RSS has been an important part of information workflows for many years, but read-it-later apps (and the RSS services many of them are based on) desperately need some inspiration and innovation.
Enter Readwise Reader, an app that attempts to combine your RSS, newsletters, web highlights, and more into a single location.
I’ve been using this Reader service for the last couple of months, and it’s completely revitalized my read-it-later reading workflow.
What’s the Difference Between Readwise and Reader?
Readwise has been around as a service to help you get the most out of what you read for a long time. It allows you to sync your highlights from your Kindle device or services like Instapaper or Pocket and then review them periodically. You can even share your highlights, and you’ve probably seen images of Readwise quotes circulating social media before without maybe realizing where they came from:
Recently, Readwise has opened up a public beta of a new app named Reader that aims to handle all of your read-it-later needs. You can subscribe to feeds of your favorite websites via RSS, collect your favorite newsletters, save highlights from web articles, and more. Reader pulls it all into one place so you don’t need to juggle a dozen other reading apps.
What’s So Great About Reader?
All of the standard features you’d expect in your RSS aggregator of choice are here: you can collect and organize feeds, take notes on the articles and posts you’ve read, and archive things that you’ve looked at already. But Reader aims to bring your reading material from multiple places under one roof, so you can also use it to collect things like Tweets, web articles, ePubs, PDFs, and more.
Reader even gives you a special email address you can use to forward things to. Over the past several years of using Feedbin, I’ve used this feature to collect all of the email newsletters that I want to read regularly into my RSS app (a great feature if you’re trying to spend less time in your email as it helps separate the good stuff from the rest of the random junk that tends to show up in your email inbox). But the ability to highlight things in these newsletters and have that automatically get stored in Readwise means I can collect quotes and text snippets from more than just ebooks and web articles.
On iOS, Reader not only gives you a clean user interface for both your Library (which includes an inbox, later, and archive) and your Feed (a list of things that are either seen or unseen), but also makes it easy to add things to either using the iOS Share extension.
There’s also a bunch of new stuff in here that IMHO makes Reader better than just about every other RSS or read-it-later service out there.
For example, you can also save YouTube videos to Reader. But in addition to simply viewing the videos that you’ve saved at your convenience, Reader also gives you a live transcription that appears below the currently playing video and highlights the text as the video plays:
This makes following along with the video even easier and allows you to highlight text from the video to save for later.
On mobile, you can also listen to articles and have Readwise read the entire text to you. Just tap the Listen button in the upper-right, and a play bar opens at the bottom of the article that allows you to control the speed of the playback and even select from a couple of different text-to-speech voices.

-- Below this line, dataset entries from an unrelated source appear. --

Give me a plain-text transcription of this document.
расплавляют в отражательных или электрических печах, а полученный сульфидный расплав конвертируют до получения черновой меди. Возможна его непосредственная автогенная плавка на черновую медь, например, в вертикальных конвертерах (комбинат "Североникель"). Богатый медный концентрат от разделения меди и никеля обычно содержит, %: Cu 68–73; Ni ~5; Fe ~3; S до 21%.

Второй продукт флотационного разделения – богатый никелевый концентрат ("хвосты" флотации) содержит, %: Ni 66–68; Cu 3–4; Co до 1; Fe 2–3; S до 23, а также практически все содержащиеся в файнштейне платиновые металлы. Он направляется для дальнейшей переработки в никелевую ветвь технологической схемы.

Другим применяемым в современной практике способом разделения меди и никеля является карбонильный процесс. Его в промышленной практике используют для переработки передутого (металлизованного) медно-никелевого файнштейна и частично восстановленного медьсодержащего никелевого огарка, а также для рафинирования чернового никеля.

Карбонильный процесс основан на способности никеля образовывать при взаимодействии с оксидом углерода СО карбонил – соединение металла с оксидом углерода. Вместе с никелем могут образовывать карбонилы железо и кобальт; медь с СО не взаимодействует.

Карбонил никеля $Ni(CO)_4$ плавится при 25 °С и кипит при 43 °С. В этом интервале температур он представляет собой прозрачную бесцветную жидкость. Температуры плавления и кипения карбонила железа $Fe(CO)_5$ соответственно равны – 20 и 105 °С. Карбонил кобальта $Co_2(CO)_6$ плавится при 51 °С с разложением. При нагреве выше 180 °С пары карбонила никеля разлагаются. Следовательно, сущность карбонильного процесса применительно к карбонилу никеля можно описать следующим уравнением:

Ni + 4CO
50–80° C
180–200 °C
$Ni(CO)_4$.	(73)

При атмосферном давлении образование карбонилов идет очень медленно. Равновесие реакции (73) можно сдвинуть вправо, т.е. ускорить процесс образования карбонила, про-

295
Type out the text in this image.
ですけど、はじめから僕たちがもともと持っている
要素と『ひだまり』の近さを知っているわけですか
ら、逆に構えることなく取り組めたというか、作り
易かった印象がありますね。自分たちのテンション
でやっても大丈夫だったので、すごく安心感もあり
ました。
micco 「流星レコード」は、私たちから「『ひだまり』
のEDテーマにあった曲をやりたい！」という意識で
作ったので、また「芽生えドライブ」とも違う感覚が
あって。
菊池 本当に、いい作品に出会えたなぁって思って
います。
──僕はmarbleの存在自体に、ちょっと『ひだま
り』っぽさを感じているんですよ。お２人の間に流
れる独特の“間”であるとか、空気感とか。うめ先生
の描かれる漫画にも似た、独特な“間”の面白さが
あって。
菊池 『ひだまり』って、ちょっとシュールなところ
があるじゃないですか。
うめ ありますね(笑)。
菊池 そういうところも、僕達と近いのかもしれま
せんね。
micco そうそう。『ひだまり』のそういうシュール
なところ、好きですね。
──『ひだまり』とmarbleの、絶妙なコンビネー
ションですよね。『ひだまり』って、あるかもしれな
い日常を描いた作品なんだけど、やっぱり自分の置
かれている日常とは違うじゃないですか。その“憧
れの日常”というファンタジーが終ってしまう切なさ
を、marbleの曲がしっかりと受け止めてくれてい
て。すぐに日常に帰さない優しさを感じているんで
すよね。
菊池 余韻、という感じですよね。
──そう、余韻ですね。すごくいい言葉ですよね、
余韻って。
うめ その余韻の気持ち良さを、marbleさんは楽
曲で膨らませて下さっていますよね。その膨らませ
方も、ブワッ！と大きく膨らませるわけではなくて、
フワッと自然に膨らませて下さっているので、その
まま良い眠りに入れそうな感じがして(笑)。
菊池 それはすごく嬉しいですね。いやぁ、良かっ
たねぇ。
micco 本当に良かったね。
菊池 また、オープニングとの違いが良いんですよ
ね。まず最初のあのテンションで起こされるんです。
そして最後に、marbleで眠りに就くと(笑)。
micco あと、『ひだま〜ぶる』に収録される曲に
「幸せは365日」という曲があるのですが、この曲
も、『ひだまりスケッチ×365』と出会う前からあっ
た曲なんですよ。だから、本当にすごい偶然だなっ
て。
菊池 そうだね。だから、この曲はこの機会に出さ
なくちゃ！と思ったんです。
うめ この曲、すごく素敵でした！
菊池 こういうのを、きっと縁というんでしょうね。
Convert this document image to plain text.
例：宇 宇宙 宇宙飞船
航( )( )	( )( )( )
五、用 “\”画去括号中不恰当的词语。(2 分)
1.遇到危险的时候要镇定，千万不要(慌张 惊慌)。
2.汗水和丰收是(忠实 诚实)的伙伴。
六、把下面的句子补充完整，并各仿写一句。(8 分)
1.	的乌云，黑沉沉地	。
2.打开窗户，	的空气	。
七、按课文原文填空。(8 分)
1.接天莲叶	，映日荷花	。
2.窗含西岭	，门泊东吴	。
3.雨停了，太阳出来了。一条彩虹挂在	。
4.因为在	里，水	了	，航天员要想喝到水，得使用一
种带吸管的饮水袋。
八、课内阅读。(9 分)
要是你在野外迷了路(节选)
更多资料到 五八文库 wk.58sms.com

Reader also has a Ghostreader feature, which is an AI-based tool that you can use to help create notes from the things that you read. You can choose a prompt from categories like Summarize the document or Ask the document a question and the output gets added to the article as a note.
You can also enable a public link to anything in your Reader library which makes it easy to share things with others. A public link not only allows anyone to view the article in Readwise, but they can also see your highlights, notes, and tags as well.
Readwise & Reader: Better Together
The Readwise service and the Reader app go together like peanut butter and jelly. Either one is fine on their own, but they are much better together. It’s hard to overstate how cool it is to have all of your highlights synced to Readwise automatically. I have a few paid newsletters I’ve subscribed to, and I love being able to see my highlights from those newsletters show up in my Readwise summaries and reviews alongside notes from books, YouTube videos, and more.
The Reader app itself feels like the breath of fresh air that RSS desperately needs. It’s also very reasonably priced, as when the beta is over the app is to be included with the current Readwise service at no additional cost. Historically, the full Readwise service has been $7.99 USD per month. While that hasn’t been enough for me to justify paying for the service previously, the addition of Reader makes the decision to switch a no-brainer for me.
For context, I’ve been paying $5 USD per month for FeedBin for a very long time. And while I’ve been happy with the service, Reader gives me everything FeedBin does and adds a bunch of new features on top of it. Plus I get access to the traditional Readwise service, for a couple of bucks more a month.
If you rely on RSS for any part of your read-it-later workflow, you should definitely check out Readwise Reader.